Nice I'm a paid guy. 2 years in so far. 

Sent from my PG86100 using Tapatalk


----------



## Polaris425 (Dec 16, 2004)

I did a year or 2 of Volunteer.


----------



## jrpro130 (May 10, 2009)

im paid...going on 2 years but 2 different places


----------



## FL.cowboy (Oct 15, 2010)

Where you at jr. I'm with orange county 

Sent from my PG86100 using Tapatalk


----------



## FL.cowboy (Oct 15, 2010)

I give a lot of respect to the vol. There are some days I wouldn't.do it for free 

Sent from my PG86100 using Tapatalk


----------



## jrpro130 (May 10, 2009)

FL.cowboy said:


> Where you at jr. I'm with orange county
> 
> Sent from my PG86100 using Tapatalk


sunrise...just west of fort laud, i have a few friends for orange and seminole co.


----------



## FL.cowboy (Oct 15, 2010)

jrpro130 said:


> sunrise...just west of fort laud, i have a few friends for orange and seminole co.


Nice. My uncle just retired from Margate after 36 years. The station I'm at is a split house. Orange county engine and a seminole county rescue. 

Sent from my PG86100 using Tapatalk


----------



## Litenyaup (Aug 28, 2011)

I was with Indian river county for about 1 1/2 years. Got laid off now I'm voll for malabar keeping my certs current. I'm with palm bay utilities try to transfer over to palm bay fire rescue.


----------



## FL.cowboy (Oct 15, 2010)

We hire up here through out the year if your intrested

Sent from my PG86100 using Tapatalk


----------



## TxFireman1972 (Jan 16, 2012)

Professional here. This year will be 20 years. Beaumont Fire Department in Beaumont Tx. Local 399.


----------



## MOSTHATED59 (Apr 24, 2011)

I'm not technically a firefighter but I went through fire school. I'm apart of our fire squad for my chemical plant and a Hazmat specialist.


----------



## tony1j (Mar 11, 2011)

Been in the fire service for around 12 years now.


----------



## FL.cowboy (Oct 15, 2010)

Glad to see there is a good amount of us 

Sent from my PG86100 using Tapatalk


----------



## bstomper (Jan 9, 2012)

Full time industrial and Volunteer Cheif in my community. 18 years in the service.


----------



## bstomper (Jan 9, 2012)

MOSTHATED59 said:


> I'm not technically a firefighter but I went through fire school. I'm apart of our fire squad for my chemical plant and a Hazmat specialist.
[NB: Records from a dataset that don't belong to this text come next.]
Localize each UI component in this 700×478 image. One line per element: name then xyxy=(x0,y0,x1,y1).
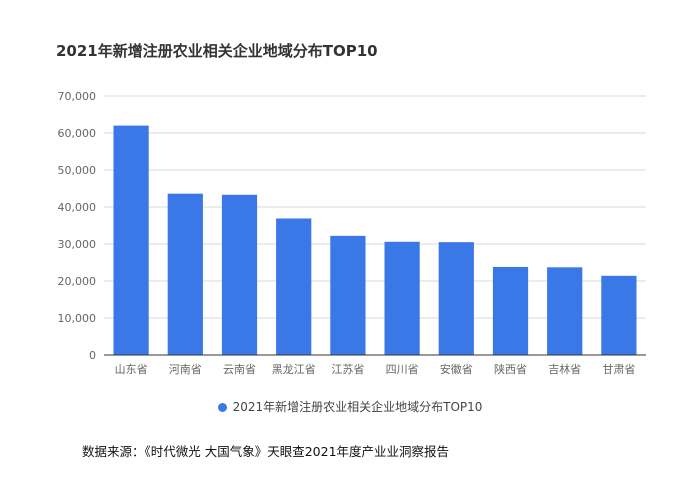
y-tick-label: 60,000 xyxy=(58,127,97,140)
x-tick-label: 黑龙江省 xyxy=(272,363,316,376)
bar xyxy=(221,194,258,355)
chart-title: 2021年新增注册农业相关企业地域分布TOP10 xyxy=(56,42,378,60)
bar-chart: 0 10,000 20,000 30,000 40,000 50,000 60,000 70,… xyxy=(58,90,646,376)
x-tick-label: 山东省 xyxy=(115,363,148,376)
x-tick-label: 甘肃省 xyxy=(602,363,635,376)
bar xyxy=(438,242,474,355)
x-tick-label: 云南省 xyxy=(223,363,256,376)
legend-marker xyxy=(217,403,227,412)
x-axis-ticks: 山东省 河南省 云南省 黑龙江省 江苏省 四川省 安徽省 陕西省 吉林省 甘肃省 xyxy=(115,362,636,376)
source-note: 数据来源：《时代微光 大国气象》天眼查2021年度产业业洞察报告 xyxy=(82,444,450,459)
legend-label: 2021年新增注册农业相关企业地域分布TOP10 xyxy=(232,400,483,414)
bar xyxy=(167,193,203,355)
bar xyxy=(384,241,420,355)
y-tick-label: 0 xyxy=(89,349,96,362)
bar xyxy=(330,235,366,355)
x-tick-label: 陕西省 xyxy=(494,362,527,376)
y-tick-label: 20,000 xyxy=(58,275,97,288)
x-tick-label: 四川省 xyxy=(386,363,419,376)
y-axis-ticks: 0 10,000 20,000 30,000 40,000 50,000 60,000 70,… xyxy=(58,90,97,362)
bar xyxy=(547,267,583,355)
x-tick-label: 河南省 xyxy=(169,363,202,376)
bar xyxy=(492,266,529,355)
x-tick-label: 吉林省 xyxy=(548,362,581,376)
y-tick-label: 50,000 xyxy=(58,164,97,177)
y-tick-label: 40,000 xyxy=(58,201,97,214)
bars xyxy=(113,125,637,355)
legend: 2021年新增注册农业相关企业地域分布TOP10 xyxy=(0,398,700,415)
y-tick-label: 70,000 xyxy=(58,90,97,103)
x-tick-label: 江苏省 xyxy=(331,363,364,376)
y-tick-label: 30,000 xyxy=(58,238,97,251)
bar xyxy=(276,218,312,355)
y-tick-label: 10,000 xyxy=(58,312,97,325)
bar xyxy=(113,125,149,355)
bar xyxy=(601,275,637,355)
x-tick-label: 安徽省 xyxy=(440,362,473,376)
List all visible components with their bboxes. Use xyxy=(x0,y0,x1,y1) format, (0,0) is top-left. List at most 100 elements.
In my books that makes you a firefighter.


----------



## FL.cowboy (Oct 15, 2010)

Amen to that brother. I have run some fire calls at my local power plant... that is some scary stuff yall deal with there.


----------



## MOSTHATED59 (Apr 24, 2011)

Ya. It can def. get a little tricky out there sometimes. But I work with a good group of guys. They make sure I make it home everyday I return the favor to all of them.


----------



## Freebird (Feb 20, 2012)

East central fla here(palm bay). just started year 25 and the end is within sight! lets get to muddin brothas! ya'll b safe out there! EVGH-FTMPTB


----------



## Stimpy (Jan 26, 2012)

Been a volunteer goin on three years now.


----------